Watchdog fears Chancellor will use more conjuring tricks to balance nation’s books

Watchdog fears Chancellor will use more conjuring tricks to balance nation’s books


  • OBR warns Chancellor against using smoke-and-mirrors accounting tricks
  • Watchdog highlights number of ‘fiscal illusions’ she could ‘exploit’ 
  • Budget has pushed borrowing costs to their highest level in a year

That’s magic: The OBR has warned Rachel Reeves against using smoke-and-mirrors accounting tricks

The independent Office for Budget Responsibility (OBR) has warned Rachel Reeves against using smoke-and-mirrors accounting tricks to balance the nation’s books.

In an extraordinary swipe at the Chancellor, the powerful watchdog has highlighted a number of ‘fiscal illusions’ she could be tempted to ‘exploit’ under new debt rules that would weaken the public finances. 

Reeves’s Budget has pushed borrowing costs to their highest level in a year as investors give her package the thumbs-down amid growing concerns that it was neither credible nor affordable.

The OBR’s warning is particularly striking because it has come under heavy fire from the Tories. Shadow chancellor Jeremy Hunt accused the watchdog of pro-Labour bias for publishing its reports into Reeves’s claims she uncovered a £22billion black hole in the public finances at the same time as the Budget. 

Reeves used the OBR report to blame her huge tax rises on her predecessors. However, although the OBR found that Treasury officials did not share information about £9.5billion of pressures on departmental budgets, it did not criticise Hunt or other Tory ministers.

Ms Reeves’s plans for an extra £32 billion a year borrowing binge have also raised fears that mortgage costs will stay higher for longer.

Traders still think the Bank of England will cut interest rates this Thursday by a quarter of a percentage point to 4.75 per cent but they have pushed back expectations of any further easing until early next year.

It follows a fierce row between Reeves and her predecessor, Jeremy Hunt, whom she accused of covering up a £22 billion ‘black hole’, which he dismissed as ‘absolute nonsense’.

The intervention by the OBR is especially embarrassing for the Chancellor after she insisted her increase to employers’ National Insurance Contributions was not a tax increase on workers, a claim met with widespread derision by business leaders.

Amid claims by the Conservatives that she was ‘fiddling the figures’ Reeves replaced the old way of measuring debt with a broader definition called public sector net financial liabilities, or PSNFL. This includes counting the benefits of investment as well as the cost, giving the Chancellor more spending leeway.

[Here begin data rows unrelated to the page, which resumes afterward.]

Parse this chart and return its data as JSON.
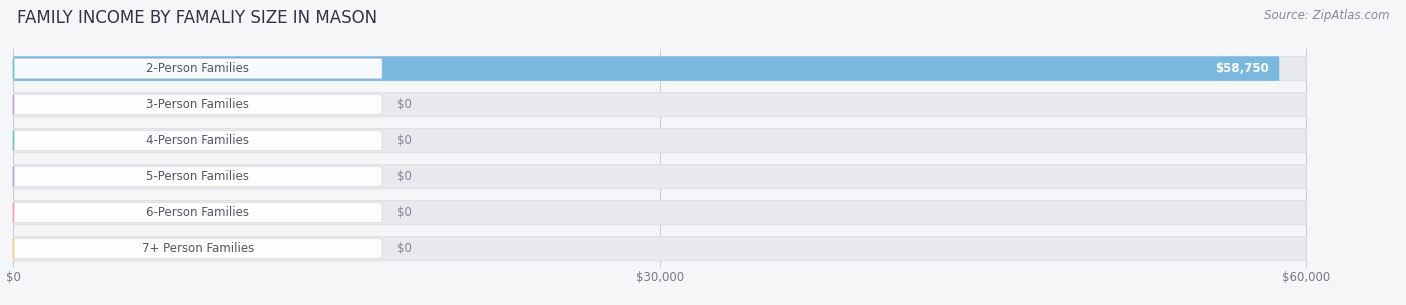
{
  "title": "FAMILY INCOME BY FAMALIY SIZE IN MASON",
  "source": "Source: ZipAtlas.com",
  "categories": [
    "2-Person Families",
    "3-Person Families",
    "4-Person Families",
    "5-Person Families",
    "6-Person Families",
    "7+ Person Families"
  ],
  "values": [
    58750,
    0,
    0,
    0,
    0,
    0
  ],
  "bar_colors": [
    "#7ab8e0",
    "#c3a8d0",
    "#6dc8b4",
    "#a8a8dc",
    "#f4a0b0",
    "#f5cc8a"
  ],
  "xlim": [
    0,
    63000
  ],
  "max_val": 60000,
  "xticks": [
    0,
    30000,
    60000
  ],
  "xticklabels": [
    "$0",
    "$30,000",
    "$60,000"
  ],
  "background_color": "#f5f6f8",
  "bar_bg_color": "#e8e9ec",
  "bar_bg_outline": "#dcdde0",
  "title_fontsize": 12,
  "source_fontsize": 8.5,
  "label_fontsize": 8.5,
  "value_fontsize": 8.5,
  "grid_color": "#ccced6",
  "label_text_color": "#555565",
  "value_text_color_inside": "#ffffff",
  "value_text_color_outside": "#888899"
}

But the move still left Reeves with just £16 billion of room to manoeuvre under her debt rule if things did not go to plan – a figure the OBR called ‘very low’.

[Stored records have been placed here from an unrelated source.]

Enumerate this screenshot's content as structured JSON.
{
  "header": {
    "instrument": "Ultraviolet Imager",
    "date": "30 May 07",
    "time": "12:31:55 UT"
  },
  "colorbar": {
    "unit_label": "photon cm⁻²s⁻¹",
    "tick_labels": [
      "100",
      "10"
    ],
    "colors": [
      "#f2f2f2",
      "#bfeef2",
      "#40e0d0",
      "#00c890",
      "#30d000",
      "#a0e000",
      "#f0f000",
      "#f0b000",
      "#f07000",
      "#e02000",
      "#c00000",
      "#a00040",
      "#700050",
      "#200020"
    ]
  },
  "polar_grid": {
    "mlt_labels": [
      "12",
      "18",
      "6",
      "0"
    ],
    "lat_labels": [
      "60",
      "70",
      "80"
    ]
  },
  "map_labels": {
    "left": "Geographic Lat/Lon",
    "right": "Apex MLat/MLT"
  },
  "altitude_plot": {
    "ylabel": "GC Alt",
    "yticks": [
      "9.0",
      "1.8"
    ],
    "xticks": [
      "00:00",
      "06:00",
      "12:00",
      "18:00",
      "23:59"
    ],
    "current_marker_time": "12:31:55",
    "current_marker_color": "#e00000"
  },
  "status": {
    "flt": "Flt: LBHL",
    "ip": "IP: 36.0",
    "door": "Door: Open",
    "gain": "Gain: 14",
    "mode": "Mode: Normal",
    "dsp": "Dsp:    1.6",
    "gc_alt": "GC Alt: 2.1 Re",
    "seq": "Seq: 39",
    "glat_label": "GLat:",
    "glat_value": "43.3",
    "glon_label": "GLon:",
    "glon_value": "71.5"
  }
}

Some of that ‘headroom’ has already been wiped out as borrowing costs have soared since the watchdog’s forecasts were finalised. This means more tax rises on top of the £40 billion unveiled last week are likely.

In its Budget report, the OBR sounded the alarm over the new debt rules, which it said created ‘different risks and policy incentives’ from the old ones. These include the Government issuing ‘low quality loans’ that might not be repaid, investing in ‘risky assets’ and shifting pension costs off its books.

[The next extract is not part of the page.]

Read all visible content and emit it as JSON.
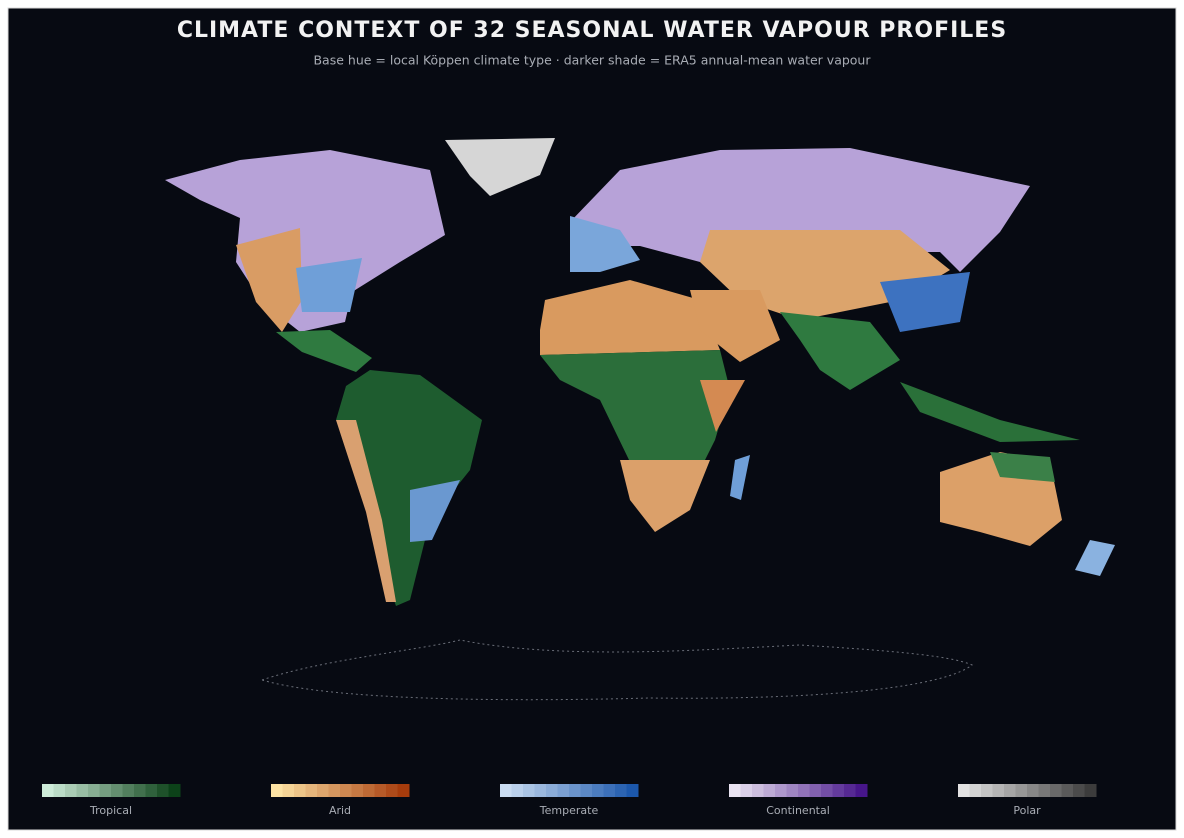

The watchdog said it had calibrated its forecasts for the UK economy to try to ‘minimise the potential illusion’ – in other words, it felt the need to take account of the fact Reeves might indulge in sleights of hand.

About 12 per cent of loans worth £9 billion made by the new National Wealth Fund are expected to turn sour, it added.

It noted that public sector pension liabilities for the likes of doctors and teachers worth £1.3 trillion – or almost half the UK’s annual economic output – still do not appear on the state’s balance sheet.

Reeves has put in ‘guardrails’ to ensure investments deliver ‘good value for money’. But experts are sceptical, saying this is the latest in a string of changes to how debt is measured.